Don’t go too far but as far as you can. You know what Frugo tell everyone who works for them.”
“I don’t believe I’ve heard it,” I say without wanting to know.
“Everything you do and say at work should be an ad for where you’re working. Just do everything you can to make certain you’re one, Graham. They’ll be listening to our output before they come to visit. Let’s make sure they know we’re the ones making waves.”
She sits back to end the interview. As I stand up, drawing a sound that might be a sigh of relief or resignation from the chair, she says “It’s about time Bob was on your show again. Tell Christine to put him on next time he calls.” This halts me long enough for her to ask “Was there anything else?”
I won’t mention Hannah Leatherhead until we’ve had more of a word. I’m turning away when Paula says “Aren’t you having your sweet?”
I’m reminded of visiting the doctor’s as a child or of being rewarded with a sweet for some other unpleasant experience. Wrappings rustle as I rummage in the bowl and find a lemon drop. “Thanks,” I say, mostly for the sweet, and hear Paula’s keyboard start to clack as I reach the door.

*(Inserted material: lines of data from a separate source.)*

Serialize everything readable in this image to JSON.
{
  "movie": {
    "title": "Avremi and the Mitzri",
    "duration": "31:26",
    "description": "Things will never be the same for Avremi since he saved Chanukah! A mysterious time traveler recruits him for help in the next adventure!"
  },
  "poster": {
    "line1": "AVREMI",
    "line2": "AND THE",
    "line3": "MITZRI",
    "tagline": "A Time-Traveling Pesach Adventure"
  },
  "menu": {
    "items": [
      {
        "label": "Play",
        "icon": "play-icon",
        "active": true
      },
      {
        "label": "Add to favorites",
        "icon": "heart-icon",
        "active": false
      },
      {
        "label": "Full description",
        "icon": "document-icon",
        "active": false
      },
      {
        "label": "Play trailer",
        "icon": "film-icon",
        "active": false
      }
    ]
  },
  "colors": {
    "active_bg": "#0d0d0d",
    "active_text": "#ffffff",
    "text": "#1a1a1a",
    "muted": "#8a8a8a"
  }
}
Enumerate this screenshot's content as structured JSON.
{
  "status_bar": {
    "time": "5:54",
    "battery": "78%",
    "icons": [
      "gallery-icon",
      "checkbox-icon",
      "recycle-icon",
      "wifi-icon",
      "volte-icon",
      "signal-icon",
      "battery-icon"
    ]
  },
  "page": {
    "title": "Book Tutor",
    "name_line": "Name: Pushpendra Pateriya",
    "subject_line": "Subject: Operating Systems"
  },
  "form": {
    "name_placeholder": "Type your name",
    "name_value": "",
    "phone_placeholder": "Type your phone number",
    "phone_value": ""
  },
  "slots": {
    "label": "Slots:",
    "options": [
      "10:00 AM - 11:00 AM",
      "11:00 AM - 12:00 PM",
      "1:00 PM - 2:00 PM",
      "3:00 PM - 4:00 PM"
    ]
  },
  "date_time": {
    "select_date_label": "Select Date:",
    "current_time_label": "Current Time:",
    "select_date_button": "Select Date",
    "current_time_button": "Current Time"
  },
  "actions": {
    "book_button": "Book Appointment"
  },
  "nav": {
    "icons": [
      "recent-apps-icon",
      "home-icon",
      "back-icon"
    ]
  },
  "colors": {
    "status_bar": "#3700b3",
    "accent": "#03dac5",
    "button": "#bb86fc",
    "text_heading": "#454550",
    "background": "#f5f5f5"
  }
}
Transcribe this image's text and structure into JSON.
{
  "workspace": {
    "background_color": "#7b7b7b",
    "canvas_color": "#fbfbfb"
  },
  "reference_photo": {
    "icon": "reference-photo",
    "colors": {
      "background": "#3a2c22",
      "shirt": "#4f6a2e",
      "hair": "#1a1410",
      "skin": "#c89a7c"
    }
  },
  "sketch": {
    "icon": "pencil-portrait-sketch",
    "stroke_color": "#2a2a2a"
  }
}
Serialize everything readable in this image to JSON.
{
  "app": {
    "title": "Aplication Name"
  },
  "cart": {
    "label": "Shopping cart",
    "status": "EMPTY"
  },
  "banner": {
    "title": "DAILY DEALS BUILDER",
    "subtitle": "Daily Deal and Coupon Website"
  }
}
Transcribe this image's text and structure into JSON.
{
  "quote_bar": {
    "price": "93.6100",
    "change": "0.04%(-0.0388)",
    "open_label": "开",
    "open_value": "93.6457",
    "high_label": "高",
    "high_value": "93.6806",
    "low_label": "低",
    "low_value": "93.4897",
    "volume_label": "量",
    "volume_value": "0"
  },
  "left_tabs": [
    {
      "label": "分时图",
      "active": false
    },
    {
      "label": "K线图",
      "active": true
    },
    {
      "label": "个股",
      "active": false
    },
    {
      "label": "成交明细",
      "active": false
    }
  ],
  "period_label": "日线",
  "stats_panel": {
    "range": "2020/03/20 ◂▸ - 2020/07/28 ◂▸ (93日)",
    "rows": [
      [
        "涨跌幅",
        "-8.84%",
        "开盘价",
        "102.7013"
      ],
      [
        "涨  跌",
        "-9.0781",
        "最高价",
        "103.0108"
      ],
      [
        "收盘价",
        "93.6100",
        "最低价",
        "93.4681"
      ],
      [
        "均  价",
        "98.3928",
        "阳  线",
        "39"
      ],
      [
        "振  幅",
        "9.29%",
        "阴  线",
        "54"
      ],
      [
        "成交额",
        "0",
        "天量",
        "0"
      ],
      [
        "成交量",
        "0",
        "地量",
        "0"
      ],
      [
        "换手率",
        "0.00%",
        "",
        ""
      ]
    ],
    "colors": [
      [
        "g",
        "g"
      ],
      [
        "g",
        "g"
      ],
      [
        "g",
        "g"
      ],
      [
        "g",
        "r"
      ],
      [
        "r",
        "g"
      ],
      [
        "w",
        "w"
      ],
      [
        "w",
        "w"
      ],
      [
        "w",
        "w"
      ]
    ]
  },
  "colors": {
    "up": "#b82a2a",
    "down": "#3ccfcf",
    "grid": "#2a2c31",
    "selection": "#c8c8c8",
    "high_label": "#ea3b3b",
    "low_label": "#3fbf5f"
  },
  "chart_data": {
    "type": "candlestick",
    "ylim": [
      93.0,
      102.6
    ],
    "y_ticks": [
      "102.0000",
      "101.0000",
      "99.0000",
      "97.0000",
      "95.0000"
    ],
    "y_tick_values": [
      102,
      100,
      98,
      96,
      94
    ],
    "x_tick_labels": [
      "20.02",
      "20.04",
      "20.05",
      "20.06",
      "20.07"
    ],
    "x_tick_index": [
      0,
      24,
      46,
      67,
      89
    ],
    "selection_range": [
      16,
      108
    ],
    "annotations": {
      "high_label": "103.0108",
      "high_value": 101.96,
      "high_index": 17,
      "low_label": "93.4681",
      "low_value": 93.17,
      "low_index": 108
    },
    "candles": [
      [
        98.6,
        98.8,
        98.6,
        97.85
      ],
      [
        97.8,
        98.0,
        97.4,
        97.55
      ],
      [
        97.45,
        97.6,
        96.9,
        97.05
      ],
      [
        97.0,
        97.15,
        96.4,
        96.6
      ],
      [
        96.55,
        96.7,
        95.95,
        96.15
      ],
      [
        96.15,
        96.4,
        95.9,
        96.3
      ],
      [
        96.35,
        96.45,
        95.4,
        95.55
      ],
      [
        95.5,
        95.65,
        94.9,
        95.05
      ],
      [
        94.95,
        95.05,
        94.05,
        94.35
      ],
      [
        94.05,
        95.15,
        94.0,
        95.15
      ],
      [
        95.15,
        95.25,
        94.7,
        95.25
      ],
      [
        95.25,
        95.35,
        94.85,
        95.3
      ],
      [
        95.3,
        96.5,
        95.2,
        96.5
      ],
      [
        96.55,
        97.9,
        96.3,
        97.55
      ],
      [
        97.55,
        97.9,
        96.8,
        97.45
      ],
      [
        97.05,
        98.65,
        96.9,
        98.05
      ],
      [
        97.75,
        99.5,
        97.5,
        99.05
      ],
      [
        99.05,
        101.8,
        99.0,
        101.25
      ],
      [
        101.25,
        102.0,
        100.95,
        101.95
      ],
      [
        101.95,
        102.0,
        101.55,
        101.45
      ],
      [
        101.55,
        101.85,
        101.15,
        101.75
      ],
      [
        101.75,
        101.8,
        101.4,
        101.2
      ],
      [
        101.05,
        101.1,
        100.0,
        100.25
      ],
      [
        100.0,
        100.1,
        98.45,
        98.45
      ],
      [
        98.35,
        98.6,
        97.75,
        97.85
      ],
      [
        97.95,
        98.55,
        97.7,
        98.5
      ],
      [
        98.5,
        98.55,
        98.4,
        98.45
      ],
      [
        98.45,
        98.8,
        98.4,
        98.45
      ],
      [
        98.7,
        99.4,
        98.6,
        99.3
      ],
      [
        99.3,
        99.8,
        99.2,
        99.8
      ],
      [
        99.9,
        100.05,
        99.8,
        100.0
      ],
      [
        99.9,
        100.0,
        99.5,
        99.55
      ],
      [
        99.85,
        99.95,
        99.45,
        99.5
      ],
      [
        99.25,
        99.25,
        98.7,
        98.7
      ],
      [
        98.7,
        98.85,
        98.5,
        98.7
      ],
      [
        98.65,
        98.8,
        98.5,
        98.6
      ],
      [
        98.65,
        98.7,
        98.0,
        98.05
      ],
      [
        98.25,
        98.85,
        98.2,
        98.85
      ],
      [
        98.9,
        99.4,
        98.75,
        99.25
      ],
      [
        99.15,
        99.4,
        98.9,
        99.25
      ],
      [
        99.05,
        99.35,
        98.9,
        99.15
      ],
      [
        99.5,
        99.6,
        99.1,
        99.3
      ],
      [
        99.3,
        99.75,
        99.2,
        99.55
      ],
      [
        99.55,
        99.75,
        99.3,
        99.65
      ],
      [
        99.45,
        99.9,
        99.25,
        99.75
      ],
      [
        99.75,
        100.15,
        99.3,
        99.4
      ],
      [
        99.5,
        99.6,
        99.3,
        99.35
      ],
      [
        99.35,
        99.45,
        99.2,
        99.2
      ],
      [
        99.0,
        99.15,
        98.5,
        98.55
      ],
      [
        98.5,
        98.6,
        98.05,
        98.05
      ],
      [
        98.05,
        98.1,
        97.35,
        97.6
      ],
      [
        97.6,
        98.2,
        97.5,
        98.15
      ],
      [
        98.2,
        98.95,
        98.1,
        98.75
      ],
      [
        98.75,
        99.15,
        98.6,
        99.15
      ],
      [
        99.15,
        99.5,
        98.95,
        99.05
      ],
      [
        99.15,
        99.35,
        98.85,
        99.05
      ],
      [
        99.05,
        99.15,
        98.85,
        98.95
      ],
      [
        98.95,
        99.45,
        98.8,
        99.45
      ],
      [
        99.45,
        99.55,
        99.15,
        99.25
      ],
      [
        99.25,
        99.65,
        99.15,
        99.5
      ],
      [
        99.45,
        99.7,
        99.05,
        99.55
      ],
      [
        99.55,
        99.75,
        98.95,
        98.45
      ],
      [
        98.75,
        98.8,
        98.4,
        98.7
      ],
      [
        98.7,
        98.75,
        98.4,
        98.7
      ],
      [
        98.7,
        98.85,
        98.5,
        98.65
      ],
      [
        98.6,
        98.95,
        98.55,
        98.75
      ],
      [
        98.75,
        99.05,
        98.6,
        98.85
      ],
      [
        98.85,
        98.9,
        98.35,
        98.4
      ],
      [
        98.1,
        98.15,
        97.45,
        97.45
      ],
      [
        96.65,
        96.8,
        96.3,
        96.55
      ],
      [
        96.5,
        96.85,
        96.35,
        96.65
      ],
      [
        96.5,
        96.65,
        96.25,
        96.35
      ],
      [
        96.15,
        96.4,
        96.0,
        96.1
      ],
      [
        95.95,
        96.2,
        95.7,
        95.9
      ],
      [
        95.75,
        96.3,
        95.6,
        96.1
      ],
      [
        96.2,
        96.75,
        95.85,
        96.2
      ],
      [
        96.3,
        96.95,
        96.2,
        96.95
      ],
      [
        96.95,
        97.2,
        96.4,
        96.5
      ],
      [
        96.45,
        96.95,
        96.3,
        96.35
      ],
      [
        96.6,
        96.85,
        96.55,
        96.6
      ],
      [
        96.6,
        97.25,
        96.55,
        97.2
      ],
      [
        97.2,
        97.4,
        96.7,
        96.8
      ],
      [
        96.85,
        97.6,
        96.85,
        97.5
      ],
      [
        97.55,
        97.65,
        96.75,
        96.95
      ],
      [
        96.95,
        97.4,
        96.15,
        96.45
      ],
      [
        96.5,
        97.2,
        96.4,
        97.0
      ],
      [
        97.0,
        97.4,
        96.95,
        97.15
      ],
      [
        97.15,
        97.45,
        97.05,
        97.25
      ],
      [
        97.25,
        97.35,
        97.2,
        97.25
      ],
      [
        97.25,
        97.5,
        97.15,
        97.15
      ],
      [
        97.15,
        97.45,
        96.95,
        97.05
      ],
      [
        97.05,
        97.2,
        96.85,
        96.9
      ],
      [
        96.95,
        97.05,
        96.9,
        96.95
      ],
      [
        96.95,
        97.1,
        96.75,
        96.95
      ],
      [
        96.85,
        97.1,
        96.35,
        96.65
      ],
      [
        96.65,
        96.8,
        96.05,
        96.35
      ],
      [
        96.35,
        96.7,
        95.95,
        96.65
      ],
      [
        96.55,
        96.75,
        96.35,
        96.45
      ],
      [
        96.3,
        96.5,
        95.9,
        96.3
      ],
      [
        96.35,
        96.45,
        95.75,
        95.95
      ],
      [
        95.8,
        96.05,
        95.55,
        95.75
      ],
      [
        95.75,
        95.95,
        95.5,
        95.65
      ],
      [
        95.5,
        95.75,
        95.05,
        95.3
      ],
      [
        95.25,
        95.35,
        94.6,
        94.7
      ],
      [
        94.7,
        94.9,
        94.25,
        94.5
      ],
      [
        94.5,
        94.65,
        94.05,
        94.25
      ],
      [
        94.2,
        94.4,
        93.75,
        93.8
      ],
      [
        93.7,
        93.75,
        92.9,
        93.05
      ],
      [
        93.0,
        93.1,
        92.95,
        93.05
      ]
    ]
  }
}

Nobody in the newsroom seems to know whether they should look at me. I unwrap the sweet into my mouth and drop the cellophane in the bin beside my desk on the way to the control room. Christine spins around in her chair as I ease the door out of its rubbery frame. “Was it bad?” she murmurs.
She’s enough of a reason for me to keep working at Waves—the eternal valentine of her gently heart-shaped face framed by soft spikes of black hair that’s cropped to the nape of her long neck, her slim lithe body in a black polo-neck and matching jeans, her eyes alert for my answer, her pink lips parted in anticipation. “It isn’t going to change my life,” I say, which makes me aware that I’ve yet to mention Hannah Leatherhead.
3: Staging The Ancestors
It’s Walk To Work Day, but every workday is for me. As I step out of the apartment building, where the massive lintel over the tall thick door still sports the insignia of a Victorian broker, the gilded name-plate of Walter Belvedere’s literary agency glints above my handwritten cardboard tag. Perhaps he can place my novel if I ever finish it. A train swings onto the bridge over the street with a screech of wheels on the curve of the track, and I’m reminded of the noise that made Bob from Blackley lose control. Though the sun is nearly at its peak, the street is darkened by office blocks—you could imagine the shadows are their age made visible, more than a century of it. Sunlight meets me on Whitworth Street, where a man in shorts with a multitude of pockets is parading the biggest and certainly the bluest poodle I’ve ever seen. Along Princess Street girls are cycling in the first-floor window of Corporate Sana (“We mind if your body’s healthy,” says the slogan), but Christine isn’t in the gym; she’s producing the food and news show, Currant Affairs. As I pass her flat on Whitworth Street I glance up at the windows, but there’s no sign of an intruder.
Where Oxford Street turns into Oxford Road a Palace faces a Palace. The one that isn’t a hotel displays posters for an American psychic, Frank Jasper. Early lunchers are taking sandwiches or sushi down the steps to eat by the canal. They make me feel later than I am, and I hurry along the western stretch of Whitworth Street to Waves. The guard at his desk nods to me as the automatic doors let me in, and a lift takes me to the fourth floor, where Shilpa at Reception is on the phone, attempting to explain that there’s no prize for solving Rick’s Trick. My badge on its extending wire unlocks the door to the newsroom, where Trevor Lofthouse is playing back a television newscast on his computer. I’m making for my desk when I see the name Goodchild on the screen.